Mein Freund wusste, was ich noch nicht wusste – dass eine geschlechtsbejahende Gesundheitsversorgung sowohl breit gefächert und personalisiert als auch evidenzbasiert und entwicklungsgerecht ist. Es umfasst ein Team aus Sozialarbeitern, Therapeuten, Kinderspezialisten, Endokrinologen, Psychologen und Apothekern. Transgender-Teenager, die Hormonblocker einnehmen, zeigen nach der Anwendung von Blockern eine Verbesserung der allgemeinen psychischen Gesundheit und der allgemeinen Funktionsfähigkeit sowie eine Abnahme der Depression. Wissen Sie, was passiert, wenn die Depression bei jungen Menschen abnimmt?

Es ist wahrscheinlicher, dass sie am Leben bleiben.

A 2019 lernen zu Transgender-Teenagern ergab, dass 21 der 47 befragten Trans-Teenager Selbstmordgedanken hatten, bevor sie mit der Hormontherapie begannen. Nach der Behandlung sank diese Zahl auf sechs. Andere lernen zwei Jahre später heraus, dass eine geschlechtsbejahende Hormontherapie signifikant mit niedrigeren Raten von Depressionen, Selbstmordgedanken und Selbstmordversuchen bei Transgender- und nicht-binären Jugendlichen zusammenhängt.

Niemand verteilt Hormone wie Süßigkeiten. Die Anzahl der Hürden, durch die Oliver springen musste, um medizinische Versorgung zu erhalten, wäre lächerlich, wenn es nicht tatsächlich um Gesundheitsversorgung ginge, über die wir sprachen. Er musste sich immer und immer wieder beweisen – mit Formularen und Briefen und Zeit und Therapeuten – bevor jede neue Pflegeebene hinzugefügt werden konnte.

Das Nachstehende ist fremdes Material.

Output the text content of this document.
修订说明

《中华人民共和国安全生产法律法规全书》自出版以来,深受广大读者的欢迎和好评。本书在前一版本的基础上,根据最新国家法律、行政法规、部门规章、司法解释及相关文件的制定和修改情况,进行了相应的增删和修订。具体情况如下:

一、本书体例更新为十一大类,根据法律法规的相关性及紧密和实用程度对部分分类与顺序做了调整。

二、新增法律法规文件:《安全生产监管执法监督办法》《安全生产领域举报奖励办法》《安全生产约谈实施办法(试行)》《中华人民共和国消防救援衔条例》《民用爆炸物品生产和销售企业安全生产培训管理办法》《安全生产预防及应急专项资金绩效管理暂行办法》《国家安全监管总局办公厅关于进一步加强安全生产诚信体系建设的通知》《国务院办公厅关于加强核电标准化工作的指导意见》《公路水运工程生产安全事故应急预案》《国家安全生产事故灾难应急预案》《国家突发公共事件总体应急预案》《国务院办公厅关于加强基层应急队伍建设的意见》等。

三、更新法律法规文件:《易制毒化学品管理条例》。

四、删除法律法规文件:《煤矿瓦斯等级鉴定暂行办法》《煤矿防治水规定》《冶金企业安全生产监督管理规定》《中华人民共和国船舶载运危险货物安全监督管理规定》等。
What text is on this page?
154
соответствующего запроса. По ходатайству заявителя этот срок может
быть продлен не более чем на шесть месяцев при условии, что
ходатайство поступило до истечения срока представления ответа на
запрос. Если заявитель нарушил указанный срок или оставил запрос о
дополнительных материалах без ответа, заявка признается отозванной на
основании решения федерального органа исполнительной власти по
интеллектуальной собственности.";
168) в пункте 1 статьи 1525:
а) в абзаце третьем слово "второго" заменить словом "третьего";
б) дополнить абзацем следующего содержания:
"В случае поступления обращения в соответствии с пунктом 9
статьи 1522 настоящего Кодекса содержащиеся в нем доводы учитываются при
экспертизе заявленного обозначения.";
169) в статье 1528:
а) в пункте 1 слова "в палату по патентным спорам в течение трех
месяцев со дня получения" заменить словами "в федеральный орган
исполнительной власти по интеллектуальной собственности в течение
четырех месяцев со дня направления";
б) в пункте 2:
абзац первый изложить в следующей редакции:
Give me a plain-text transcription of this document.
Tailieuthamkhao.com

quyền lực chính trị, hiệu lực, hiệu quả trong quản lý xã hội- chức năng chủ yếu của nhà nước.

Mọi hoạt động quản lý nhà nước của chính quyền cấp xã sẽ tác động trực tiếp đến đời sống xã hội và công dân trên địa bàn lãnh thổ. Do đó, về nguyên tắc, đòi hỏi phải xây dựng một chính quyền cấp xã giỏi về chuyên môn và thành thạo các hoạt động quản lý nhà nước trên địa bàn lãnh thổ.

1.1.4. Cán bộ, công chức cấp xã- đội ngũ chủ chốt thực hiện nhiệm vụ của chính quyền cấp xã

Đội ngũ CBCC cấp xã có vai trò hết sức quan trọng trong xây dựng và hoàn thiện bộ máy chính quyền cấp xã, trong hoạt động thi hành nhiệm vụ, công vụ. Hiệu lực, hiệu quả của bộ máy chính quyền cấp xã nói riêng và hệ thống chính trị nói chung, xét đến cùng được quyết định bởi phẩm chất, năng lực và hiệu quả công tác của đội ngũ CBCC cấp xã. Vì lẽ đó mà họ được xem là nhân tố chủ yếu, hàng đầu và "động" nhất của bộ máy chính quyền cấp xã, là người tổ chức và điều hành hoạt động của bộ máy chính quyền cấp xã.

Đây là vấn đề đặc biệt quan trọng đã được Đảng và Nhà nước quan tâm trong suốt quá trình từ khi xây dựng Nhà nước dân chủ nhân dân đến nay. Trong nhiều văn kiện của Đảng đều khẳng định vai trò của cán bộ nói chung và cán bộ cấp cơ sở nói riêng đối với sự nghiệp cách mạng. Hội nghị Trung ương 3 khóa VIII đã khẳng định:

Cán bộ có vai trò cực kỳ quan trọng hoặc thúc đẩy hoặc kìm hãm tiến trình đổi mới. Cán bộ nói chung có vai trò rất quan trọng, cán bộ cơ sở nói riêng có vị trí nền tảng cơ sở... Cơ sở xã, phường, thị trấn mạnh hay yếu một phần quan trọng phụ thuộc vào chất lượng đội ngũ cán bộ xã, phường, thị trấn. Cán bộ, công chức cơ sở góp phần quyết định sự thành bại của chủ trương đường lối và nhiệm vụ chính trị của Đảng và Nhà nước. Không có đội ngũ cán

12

Es ist sechs Jahre her, und mein Sohn ist erwachsen geworden und lebt sein authentisches Selbst auf eine Weise, die mich immer wieder erstaunt. Der blonde, blauäugige Sohn, der einst in einer Ecke der Couch kauerte, strahlt jetzt Freude in seinem Wesen aus. Er ist in der Welt zu Hause, schafft Kunst und Lachen, zärtliche Freundschaften und hartnäckige Hoffnung. Das Leben war hart, aber es ist auch schön und er ist hier.

Er hat nie in seiner Wahrheit geschwankt. Nach fünf Jahrenwerden weniger als 5 % der geschlechtsnichtkonformen Jugendlichen zu ihrem bei der Geburt zugewiesenen Geschlecht zurückkehren.

Wenn ich zurückblicke, gab es vor Olivers Ankündigung ein Dutzend Anzeichen von Geschlechtsdysphorie, aber ich hatte sie übersehen. Er hat mir mein Stolpern vergeben, obwohl es Jahre gedauert hat, bis er mir gesagt hat, wie es seine Reise beeinflusst hat. Meine anfängliche Zurückhaltung hatte ihn zum Schweigen gebracht, ihn zögern lassen, um das zu bitten, was er brauchte, und sich dafür entschieden, sich selbst zu berauben, anstatt auch nur den Hauch einer Zurückweisung zu riskieren. Endlich hat er die radikale Akzeptanz, die er brauchte und verdiente.

Ich dachte, mein Widerwille, ärztliche Hilfe für meinen Sohn zu suchen, würde ihn beschützen. Stattdessen hat ihm diese medizinische Versorgung wahrscheinlich das Leben gerettet.